— You check in at the luxury hotel. You let yourself in the room. You realize something is missing.
Bathrobe? Check. Minibar? Check. High thread count bed sheets? Check. Those amenities are all there.
You walk to the bathroom, you pull back the shower curtain, and what the ...?
Some upscale hotels are doing away with tiny shampoo bottles and miniature bars of bath soap and installing push-button dispensers instead.
Standard in many budget hotel chains across the U.S. and Europe, amenities dispensers in luxe hotels strike some frequent travelers as tacky and unsanitary. “Seems cheap to me,” says software trainer Melissa Odom, who spends about 200 nights a year in hotels. “I’d think, ‘Ick, whose hands have been on this?’ ”
Other travelers notice, but don’t seem to mind. “I don’t particularly like them,” says travel planner Sheri Doyle, “but I appreciate the environmental reasons for doing it.”
Dispensing with the landfill
Pat Maher, the green consultant for the American Hotel and Lodging Association, predicts amenities dispensers will be the norm within five years. “Right now, half a million of those little shampoo bottles end up in landfills every day. Hotels that say they’re eco-friendly establishments and doing all those things they do with the greening of their hotels ... will start getting complaints if people stay at their hotels and they don’t have soap dispensers.”
Maher says properties currently testing or installing bathroom amenities dispensers include the Kimpton, Ritz Carlton and Choice Hotels as well as Starwood’s extended-stay Element Hotels.
But the historic Davenport Hotel in Spokane, Wash. — the first hotel to have air conditioning and a central vacuum system — has had amenities dispensers in all guest bathrooms since the hotel’s $38 million makeover in 2002. “The hotel owners were a little ahead of the curve on that,” says the Davenport’s Matt Jensen. “It’s very efficient, it makes sense financially and it fits in with the hotel’s historically green approach. We fill the dispensers with very high quality bath products, and the only people who seem disappointed are the ones who like taking home those little bottles of shampoo.”
S.O.S. — Save Our Soap
Of course plenty of hotels still stock guest bathrooms with a full array of miniature products. But look closely and you may notice those products tend to be shrinking. “Only about 10 percent of a bar of hotel soap gets used,” says Maher. “So some hotels are using smaller bars or using bars with curves carved into them so that the bars looks the same size, but have a third less soap.”
Other hotels aren’t trying to hide the fact that their soap has something missing.
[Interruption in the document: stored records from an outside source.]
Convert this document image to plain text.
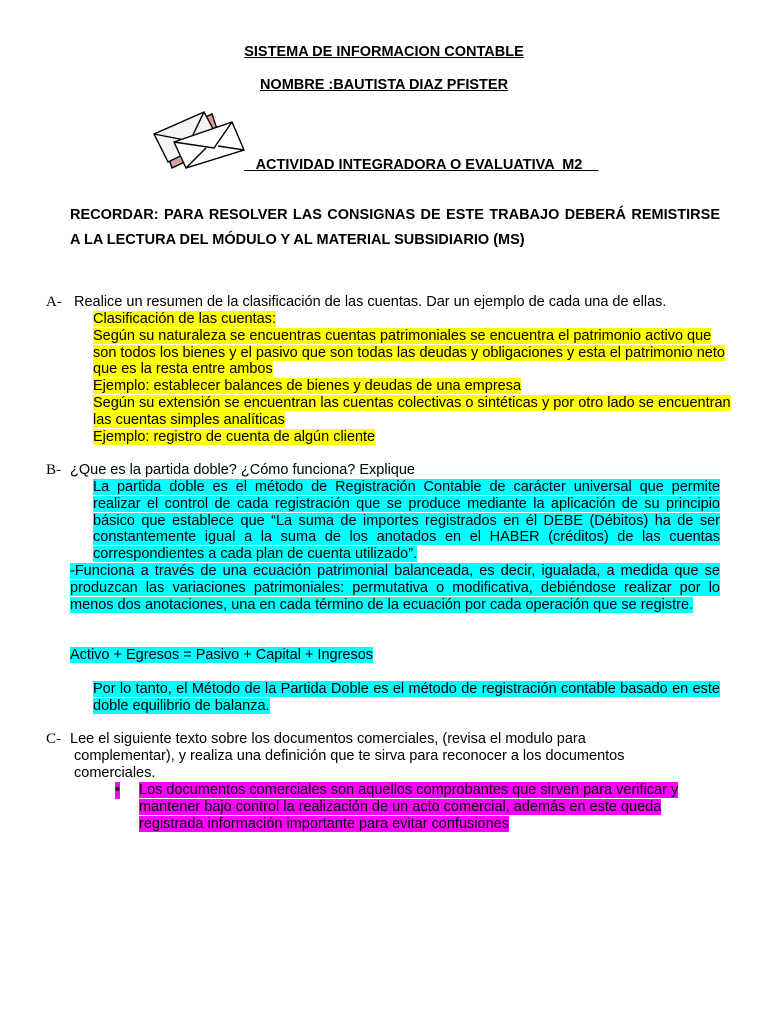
SISTEMA DE INFORMACION CONTABLE
NOMBRE :BAUTISTA DIAZ PFISTER
ACTIVIDAD INTEGRADORA O EVALUATIVA  M2

RECORDAR: PARA RESOLVER LAS CONSIGNAS DE ESTE TRABAJO DEBERÁ REMISTIRSE A LA LECTURA DEL MÓDULO Y AL MATERIAL SUBSIDIARIO (MS)

A- Realice un resumen de la clasificación de las cuentas. Dar un ejemplo de cada una de ellas.

Clasificación de las cuentas:

Según su naturaleza se encuentras cuentas patrimoniales se encuentra el patrimonio activo que son todos los bienes y el pasivo que son todas las deudas y obligaciones y esta el patrimonio neto que es la resta entre ambos

Ejemplo: establecer balances de bienes y deudas de una empresa

Según su extensión se encuentran las cuentas colectivas o sintéticas y por otro lado se encuentran las cuentas simples analíticas

Ejemplo: registro de cuenta de algún cliente

B- ¿Que es la partida doble? ¿Cómo funciona? Explique

La partida doble es el método de Registración Contable de carácter universal que permite realizar el control de cada registración que se produce mediante la aplicación de su principio básico que establece que “La suma de importes registrados en él DEBE (Débitos) ha de ser constantemente igual a la suma de los anotados en el HABER (créditos) de las cuentas correspondientes a cada plan de cuenta utilizado”.

-Funciona a través de una ecuación patrimonial balanceada, es decir, igualada, a medida que se produzcan las variaciones patrimoniales: permutativa o modificativa, debiéndose realizar por lo menos dos anotaciones, una en cada término de la ecuación por cada operación que se registre.

Activo + Egresos = Pasivo + Capital + Ingresos

Por lo tanto, el Método de la Partida Doble es el método de registración contable basado en este doble equilibrio de balanza.

C- Lee el siguiente texto sobre los documentos comerciales, (revisa el modulo para complementar), y realiza una definición que te sirva para reconocer a los documentos comerciales.

• Los documentos comerciales son aquellos comprobantes que sirven para verificar y mantener bajo control la realización de un acto comercial, además en este queda registrada información importante para evitar confusiones
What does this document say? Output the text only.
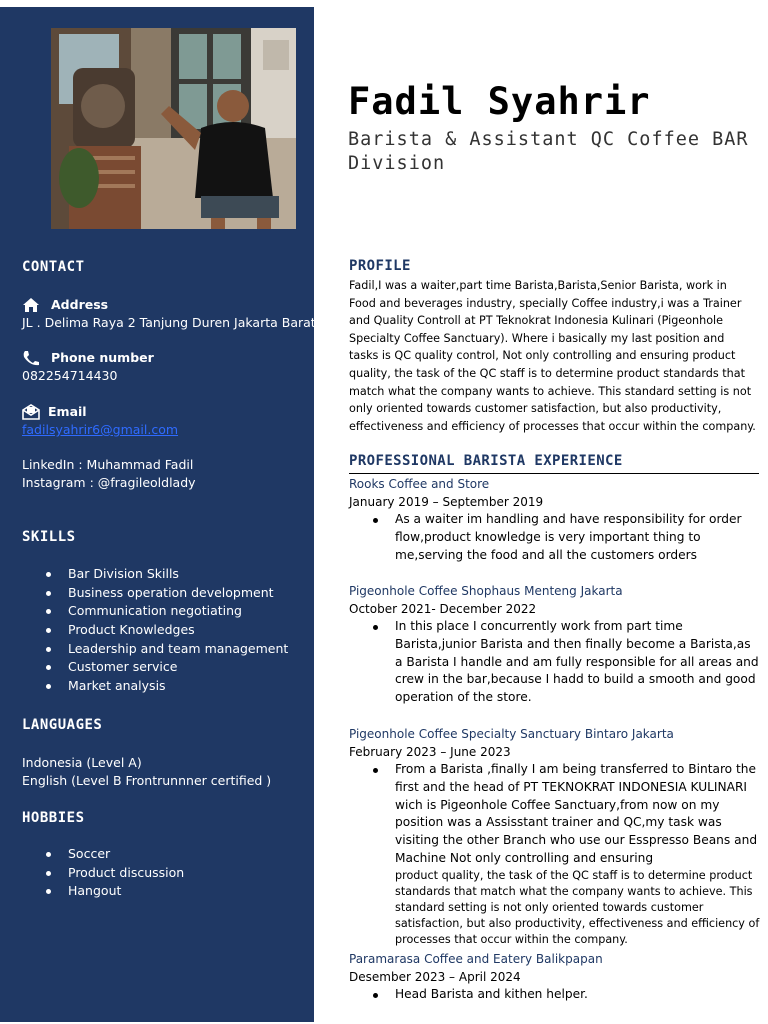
CONTACT
Address
JL . Delima Raya 2 Tanjung Duren Jakarta Barat
Phone number
082254714430
Email
fadilsyahrir6@gmail.com
LinkedIn : Muhammad Fadil
Instagram : @fragileoldlady
SKILLS
Bar Division Skills
Business operation development
Communication negotiating
Product Knowledges
Leadership and team management
Customer service
Market analysis
LANGUAGES
Indonesia (Level A)
English (Level B Frontrunnner certified )
HOBBIES
Soccer
Product discussion
Hangout
Fadil Syahrir
Barista & Assistant QC Coffee BAR Division
PROFILE

Fadil,I was a waiter,part time Barista,Barista,Senior Barista, work in Food and beverages industry, specially Coffee industry,i was a Trainer and Quality Controll at PT Teknokrat Indonesia Kulinari (Pigeonhole Specialty Coffee Sanctuary). Where i basically my last position and tasks is QC quality control, Not only controlling and ensuring product quality, the task of the QC staff is to determine product standards that match what the company wants to achieve. This standard setting is not only oriented towards customer satisfaction, but also productivity, effectiveness and efficiency of processes that occur within the company.

PROFESSIONAL BARISTA EXPERIENCE
Rooks Coffee and Store
January 2019 – September 2019
As a waiter im handling and have responsibility for order flow,product knowledge is very important thing to me,serving the food and all the customers orders
Pigeonhole Coffee Shophaus Menteng Jakarta
October 2021- December 2022
In this place I concurrently work from part time Barista,junior Barista and then finally become a Barista,as a Barista I handle and am fully responsible for all areas and crew in the bar,because I hadd to build a smooth and good operation of the store.
Pigeonhole Coffee Specialty Sanctuary Bintaro Jakarta
February 2023 – June 2023
From a Barista ,finally I am being transferred to Bintaro the first and the head of PT TEKNOKRAT INDONESIA KULINARI wich is Pigeonhole Coffee Sanctuary,from now on my position was a Assisstant trainer and QC,my task was visiting the other Branch who use our Esspresso Beans and Machine Not only controlling and ensuring
product quality, the task of the QC staff is to determine product standards that match what the company wants to achieve. This standard setting is not only oriented towards customer satisfaction, but also productivity, effectiveness and efficiency of processes that occur within the company.
Paramarasa Coffee and Eatery Balikpapan
Desember 2023 – April 2024
Head Barista and kithen helper.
Among the hotel guestroom amenities offered by RoomService Amenities is a line of environmentally friendly products called Green from Natüra, which includes a bar of soap with a large hole in the middle. RSA’s Marshall Summer says the soap is designed “to eliminate the unused center of traditional soap bars” and is stocked by between 50 and 100 hotels nationwide, including Xantera Parks and Resorts, which operates hotels in Zion, Yellowstone, Death Valley and other national and state parks.
The nation’s hotels, however, still throw out about 800 million bars of slightly used soap each year. Some road warriors collect unopened soaps from their hotel rooms and donate them to shelters or groups in need. But several nonprofit organizations are gathering used soap, shampoo and other toiletries and recycling them to homeless shelters and communities where hygiene products are in short supply.
Close to 200 hotels, stretching from Florida to Hawaii, pay a tax-deductible recycling fee to Orlando-based Clean the World, which in 2009 collected and redistributed more than 230 tons of partially used soap and other toiletries. The nonprofit has a recycling plant where it re-batches about 10 percent of the donated soap it gathers by cooking it down and re-forming it into new bars. Ninety percent of the slightly used bars get sanitized and repackaged.
In Atlanta, former refugee Derreck Kayongo of Uganda and his wife Sarah operate the Global Soap Project, which is getting shipments of used soap from about 200 hotels across the nation. The group recently bought its own soapmaking machine and has 15 tons of used hotel soap in a warehouse waiting to be processed.
“Our plan is to sanitize and melt the soap, and turn it into new six-ounce bars,” says Kayongo. “Then we’ll ship the soap to Africa and work with an existing NGO [non-governmental organization] to distribute the soap at the Kakuma refugee camp in Kenya, which has been kind in hosting brothers and sisters who are escaping wars in other countries.”
Trend-wise, green consultant Maher says after all the tiny bottles and bars get replaced by dispensers, look for hotels to begin the wholesale installation of digital thermostats that can sense if a person is in the room and adjusts the temperature accordingly.
All well and good, says The Davenport’s Jensen, “But first it would be nice to come up with something that solves the problem of what to do with all the half-used rolls of toilet paper hotels end up with.”